Periodic Reporting for period 3 - EXA MODE (EXtreme-scale Analytics via Multimodal Ontology Discovery & Enhancement)
Reporting period: 2022-01-01 to 2023-06-30
The application of modern machine learning techniques to biomedical data represents a unique opportunity to radically change and improve medicine in the upcoming decades. However, the difficulty to obtain large datasets annotated by experts, paired with clinical data heterogeneity limits progress in this direction. Working in the domain of histopathology (the gold standard for the diagnosis of several diseases including cancer), ExaMode contributed to solve these challenges by ideating and developing methods to link concepts included in thousands clinical reports to the related medical images without human interaction. This allows creating representations of medical knowledge that are multimodal, multilingual and that can serve as bases for computer-assisted diagnostic algorithms and products.
One year after the beginning of ExaMode, the Covid-19 pandemic created a global challenge that affected the consortium and, particularly, the hospitals involved in the project that were reorganized in order to fight the pandemic. Nevertheless, ExaMode obtained impressive results, including the completion of all 47 deliverables and 10 milestones, the publication of over 120 scientific papers that obtained over 1500 citations by the project end in mid 2023 and the release of 25 open source software libraries that empower the application of machine learning to multimodal biomedical data.
Among the results obtained in the context of ExaMode, the following are particularly noteworthy.
First, data that are a fundamental resource for machine learning. During ExaMode, the consortium acquired tens of thousands of high resolution microscopy images and related anonymized reports from clinical practice, as well as data from other publicly available sources (including for instance the scientific biomedical literature).

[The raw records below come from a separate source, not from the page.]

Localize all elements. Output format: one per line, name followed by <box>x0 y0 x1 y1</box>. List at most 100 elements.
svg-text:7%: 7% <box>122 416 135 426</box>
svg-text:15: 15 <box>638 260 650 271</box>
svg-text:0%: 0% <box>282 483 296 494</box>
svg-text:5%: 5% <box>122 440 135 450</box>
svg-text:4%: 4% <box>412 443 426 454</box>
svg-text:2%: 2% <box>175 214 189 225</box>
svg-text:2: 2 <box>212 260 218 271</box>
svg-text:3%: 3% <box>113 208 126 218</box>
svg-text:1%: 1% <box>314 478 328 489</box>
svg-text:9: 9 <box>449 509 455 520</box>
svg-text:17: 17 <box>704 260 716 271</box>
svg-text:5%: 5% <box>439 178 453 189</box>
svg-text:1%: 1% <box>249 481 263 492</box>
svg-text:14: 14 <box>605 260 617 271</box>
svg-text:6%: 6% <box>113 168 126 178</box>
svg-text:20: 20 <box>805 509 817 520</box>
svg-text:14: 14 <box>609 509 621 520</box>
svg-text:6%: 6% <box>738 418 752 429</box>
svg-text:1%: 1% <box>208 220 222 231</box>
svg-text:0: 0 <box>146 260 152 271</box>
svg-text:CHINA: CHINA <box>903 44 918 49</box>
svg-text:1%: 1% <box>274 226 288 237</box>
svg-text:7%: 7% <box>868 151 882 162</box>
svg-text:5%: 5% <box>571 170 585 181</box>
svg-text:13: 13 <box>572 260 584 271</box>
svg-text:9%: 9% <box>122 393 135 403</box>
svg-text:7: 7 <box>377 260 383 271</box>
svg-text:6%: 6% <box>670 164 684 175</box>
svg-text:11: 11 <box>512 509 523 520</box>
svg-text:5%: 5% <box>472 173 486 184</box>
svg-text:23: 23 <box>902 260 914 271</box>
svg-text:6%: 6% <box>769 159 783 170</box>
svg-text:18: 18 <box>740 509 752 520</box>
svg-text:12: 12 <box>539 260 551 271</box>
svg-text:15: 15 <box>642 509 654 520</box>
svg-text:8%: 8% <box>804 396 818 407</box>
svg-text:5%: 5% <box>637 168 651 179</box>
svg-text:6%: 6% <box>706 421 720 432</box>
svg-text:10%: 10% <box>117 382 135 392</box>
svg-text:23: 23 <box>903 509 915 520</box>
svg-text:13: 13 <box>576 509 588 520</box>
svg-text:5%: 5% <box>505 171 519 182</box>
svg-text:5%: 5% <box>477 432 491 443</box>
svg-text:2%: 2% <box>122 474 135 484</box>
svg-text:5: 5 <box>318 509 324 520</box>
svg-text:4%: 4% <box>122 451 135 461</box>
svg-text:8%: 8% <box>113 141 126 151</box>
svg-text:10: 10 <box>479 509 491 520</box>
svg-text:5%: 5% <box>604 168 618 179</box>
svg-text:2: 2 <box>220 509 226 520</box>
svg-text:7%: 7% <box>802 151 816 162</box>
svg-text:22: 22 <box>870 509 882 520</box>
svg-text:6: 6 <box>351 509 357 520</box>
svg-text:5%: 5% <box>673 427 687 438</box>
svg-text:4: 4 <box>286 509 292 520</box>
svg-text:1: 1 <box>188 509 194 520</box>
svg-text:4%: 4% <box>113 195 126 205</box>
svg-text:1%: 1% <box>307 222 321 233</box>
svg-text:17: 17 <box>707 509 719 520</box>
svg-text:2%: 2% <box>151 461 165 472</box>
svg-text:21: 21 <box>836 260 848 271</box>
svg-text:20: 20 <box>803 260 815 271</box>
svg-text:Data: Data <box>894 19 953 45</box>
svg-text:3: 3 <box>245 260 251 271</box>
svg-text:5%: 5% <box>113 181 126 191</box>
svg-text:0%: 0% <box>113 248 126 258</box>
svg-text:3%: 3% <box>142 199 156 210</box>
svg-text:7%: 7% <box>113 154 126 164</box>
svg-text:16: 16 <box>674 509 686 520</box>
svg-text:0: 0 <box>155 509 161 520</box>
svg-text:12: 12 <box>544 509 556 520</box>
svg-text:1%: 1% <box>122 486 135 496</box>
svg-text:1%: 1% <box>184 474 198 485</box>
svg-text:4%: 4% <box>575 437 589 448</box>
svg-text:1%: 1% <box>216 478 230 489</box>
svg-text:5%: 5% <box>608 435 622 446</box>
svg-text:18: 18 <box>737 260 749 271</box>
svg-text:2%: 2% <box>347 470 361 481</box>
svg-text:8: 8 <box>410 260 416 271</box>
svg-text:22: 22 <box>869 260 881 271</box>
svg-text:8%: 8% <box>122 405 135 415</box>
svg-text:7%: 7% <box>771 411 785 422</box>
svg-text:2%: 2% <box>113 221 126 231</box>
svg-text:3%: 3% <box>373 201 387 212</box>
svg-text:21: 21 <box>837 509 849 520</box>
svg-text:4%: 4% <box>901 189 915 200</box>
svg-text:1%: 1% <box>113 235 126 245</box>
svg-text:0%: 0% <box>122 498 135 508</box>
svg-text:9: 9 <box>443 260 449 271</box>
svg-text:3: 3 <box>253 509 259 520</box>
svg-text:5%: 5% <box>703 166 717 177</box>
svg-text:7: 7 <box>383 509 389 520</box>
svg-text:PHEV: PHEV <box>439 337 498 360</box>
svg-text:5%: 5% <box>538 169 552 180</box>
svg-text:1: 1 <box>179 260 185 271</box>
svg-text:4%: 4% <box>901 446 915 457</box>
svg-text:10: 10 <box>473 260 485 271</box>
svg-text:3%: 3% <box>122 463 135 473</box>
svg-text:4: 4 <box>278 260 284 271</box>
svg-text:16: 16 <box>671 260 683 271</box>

Second, several software resources were produced to extract knowledge from heterogeneous clinical data. Libraries were mostly made open source (https://www.examode.eu/software/) and allow important applications such as dealing with data variability, data compression, segmentation and classification of digital pathology images, the extraction of concepts from text, the manual annotation and exploration of medical text, the visualization and exploration of biomedical concepts and ontologies, data transfer between centers, weakly supervised learning, multimodal learning and multimodal ontologies.
Finally, several product prototypes were developed by the companies involved in ExaMode and tested in clinical settings. SIRMA AI developed Histographer and SNOMEDICO: respectively a platform to support pathologists in making more informed decisions (exploiting the similarity to other cases in their clinical practice or in scientific literature) and a REST API service for structuring diagnosis information based on SNOMED CT ontology. Tooploox developed three prototypes (VIRTUM P1, P2 and P3), allowing to manage and annotate histopathological slides to detect tissue abnormalities and to aid researchers by making the PubMed Central knowledge-base interconnected with visual context references.
Socio-economic impact: Industrial partners developed prototypes based on the project's research. These new tools streamline workflows, improve research efficiency, and enhance remote access and collaboration, making the applications more productive. Several outcomes of the project, including weakly supervised learning processes from clinical images and reports and multimodal ontologies, have the potential to be a game changer for biomedical sciences in the next decade, allowing by design statistical analysis between multimodal data of different types and improving in-depth diagnostics and precision medicine.
Wider societal implications of the project: With a high number of publications, citations, open source-libraries and prototypes, ExaMode has made significant contributions to the machine learning and biomedical scientific research domain. The use of AI and machine learning in digital pathology can speed up diagnoses, improving patient care and outcomes. Moreover, ExaMode's approach to data handling and analysis can potentially be extended to other fields like radiology, establishing EU leadership in these sectors.